Laboratory of Molecular Medicine, Department of Surgery, The Ohio State University Medical Center, Columbus, Ohio 43210, USA.

Inflammatory disorders represent a substantial health problem. Medicinal plants belonging to the Burseraceae family, including Boswellia, are especially known for their anti-inflammatory properties. The gum resin of Boswellia serrata contains boswellic acids, which inhibit leukotriene biosynthesis. A series of chronic inflammatory diseases are perpetuated by leukotrienes. Although Boswellia extract has proven to be anti-inflammatory in clinical trials, the underlying mechanisms remain to be characterized. TNF alpha represents one of the most widely recognized mediators of inflammation. One mechanism by which TNFalpha causes inflammation is by potently inducing the expression of adhesion molecules such as VCAM-1. We sought to test the genetic basis of the antiinflammatory effects of BE (standardized Boswellia extract, 5-Loxin) in a system of TNF alpha-induced gene expression in human microvascular endothelial cells.
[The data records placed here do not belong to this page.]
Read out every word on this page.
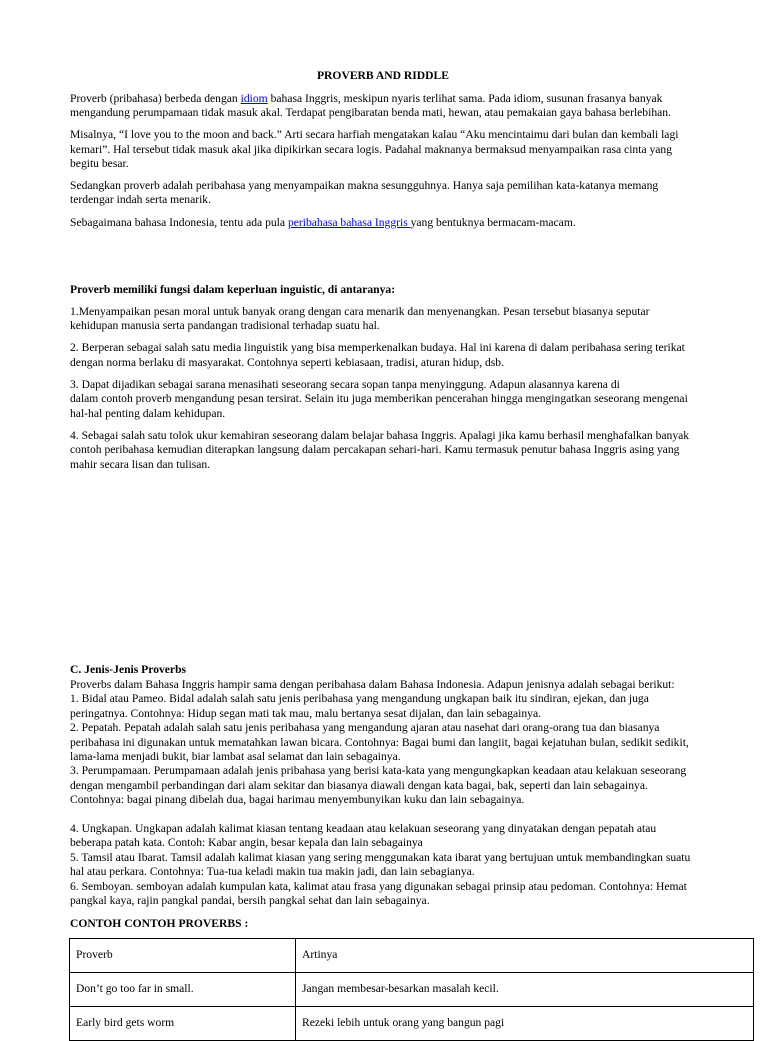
PROVERB AND RIDDLE

Proverb (pribahasa) berbeda dengan idiom bahasa Inggris, meskipun nyaris terlihat sama. Pada idiom, susunan frasanya banyak

mengandung perumpamaan tidak masuk akal. Terdapat pengibaratan benda mati, hewan, atau pemakaian gaya bahasa berlebihan.

Misalnya, “I love you to the moon and back.” Arti secara harfiah mengatakan kalau “Aku mencintaimu dari bulan dan kembali lagi

kemari”. Hal tersebut tidak masuk akal jika dipikirkan secara logis. Padahal maknanya bermaksud menyampaikan rasa cinta yang

begitu besar.

Sedangkan proverb adalah peribahasa yang menyampaikan makna sesungguhnya. Hanya saja pemilihan kata-katanya memang

terdengar indah serta menarik.

Sebagaimana bahasa Indonesia, tentu ada pula peribahasa bahasa Inggris yang bentuknya bermacam-macam.

Proverb memiliki fungsi dalam keperluan inguistic, di antaranya:

1.Menyampaikan pesan moral untuk banyak orang dengan cara menarik dan menyenangkan. Pesan tersebut biasanya seputar

kehidupan manusia serta pandangan tradisional terhadap suatu hal.

2. Berperan sebagai salah satu media linguistik yang bisa memperkenalkan budaya. Hal ini karena di dalam peribahasa sering terikat

dengan norma berlaku di masyarakat. Contohnya seperti kebiasaan, tradisi, aturan hidup, dsb.

3. Dapat dijadikan sebagai sarana menasihati seseorang secara sopan tanpa menyinggung. Adapun alasannya karena di

dalam contoh proverb mengandung pesan tersirat. Selain itu juga memberikan pencerahan hingga mengingatkan seseorang mengenai

hal-hal penting dalam kehidupan.

4. Sebagai salah satu tolok ukur kemahiran seseorang dalam belajar bahasa Inggris. Apalagi jika kamu berhasil menghafalkan banyak

contoh peribahasa kemudian diterapkan langsung dalam percakapan sehari-hari. Kamu termasuk penutur bahasa Inggris asing yang

mahir secara lisan dan tulisan.

C. Jenis-Jenis Proverbs

Proverbs dalam Bahasa Inggris hampir sama dengan peribahasa dalam Bahasa Indonesia. Adapun jenisnya adalah sebagai berikut:

1. Bidal atau Pameo. Bidal adalah salah satu jenis peribahasa yang mengandung ungkapan baik itu sindiran, ejekan, dan juga

peringatnya. Contohnya: Hidup segan mati tak mau, malu bertanya sesat dijalan, dan lain sebagainya.

2. Pepatah. Pepatah adalah salah satu jenis peribahasa yang mengandung ajaran atau nasehat dari orang-orang tua dan biasanya

peribahasa ini digunakan untuk mematahkan lawan bicara. Contohnya: Bagai bumi dan langiit, bagai kejatuhan bulan, sedikit sedikit,

lama-lama menjadi bukit, biar lambat asal selamat dan lain sebagainya.

3. Perumpamaan. Perumpamaan adalah jenis pribahasa yang berisi kata-kata yang mengungkapkan keadaan atau kelakuan seseorang

dengan mengambil perbandingan dari alam sekitar dan biasanya diawali dengan kata bagai, bak, seperti dan lain sebagainya.

Contohnya: bagai pinang dibelah dua, bagai harimau menyembunyikan kuku dan lain sebagainya.

4. Ungkapan. Ungkapan adalah kalimat kiasan tentang keadaan atau kelakuan seseorang yang dinyatakan dengan pepatah atau

beberapa patah kata. Contoh: Kabar angin, besar kepala dan lain sebagainya

5. Tamsil atau Ibarat. Tamsil adalah kalimat kiasan yang sering menggunakan kata ibarat yang bertujuan untuk membandingkan suatu

hal atau perkara. Contohnya: Tua-tua keladi makin tua makin jadi, dan lain sebagianya.

6. Semboyan. semboyan adalah kumpulan kata, kalimat atau frasa yang digunakan sebagai prinsip atau pedoman. Contohnya: Hemat

pangkal kaya, rajin pangkal pandai, bersih pangkal sehat dan lain sebagainya.

CONTOH CONTOH PROVERBS :

Proverb	Artinya
Don’t go too far in small.	Jangan membesar-besarkan masalah kecil.
Early bird gets worm	Rezeki lebih untuk orang yang bangun pagi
We conducted the first whole genome screen for TNF alpha- inducible genes in human microvascular cells (HMEC). Acutely, TNF alpha induced 522 genes and downregulated 141 genes in nine out of nine pairwise comparisons. Of the 522 genes induced by TNF alpha in HMEC, 113 genes were clearly sensitive to BE treatment. Such genes directly related to inflammation, cell adhesion, and proteolysis. The robust BE-sensitive candidate genes were then subjected to further processing for the identification of BE-sensitive signaling pathways. The use of resources such as GenMAPP, KEGG, and gene ontology led to the recognition of the primary BE-sensitive TNF alpha-inducible pathways. BE prevented the TNF alpha-induced expression of matrix metalloproteinases. BE also prevented the inducible expression of mediators of apoptosis. Most strikingly, however, TNF alpha-inducible expression of VCAM-1 and ICAM-1 were observed to be sensitive to BE. Realtime PCR studies showed that while TNF alpha potently induced VCAM-1 gene expression, BE completely prevented it. This result confirmed our microarray findings and built a compelling case for the anti-inflammatory property of BE. In an in vivo model of carrageenan-induced rat paw inflammation, we observed a significant antiinflammatory property of BE consistent with our in vitro findings. These findings warrant further research aimed at identifying the signaling mechanisms by which BE exerts its anti-inflammatory effects.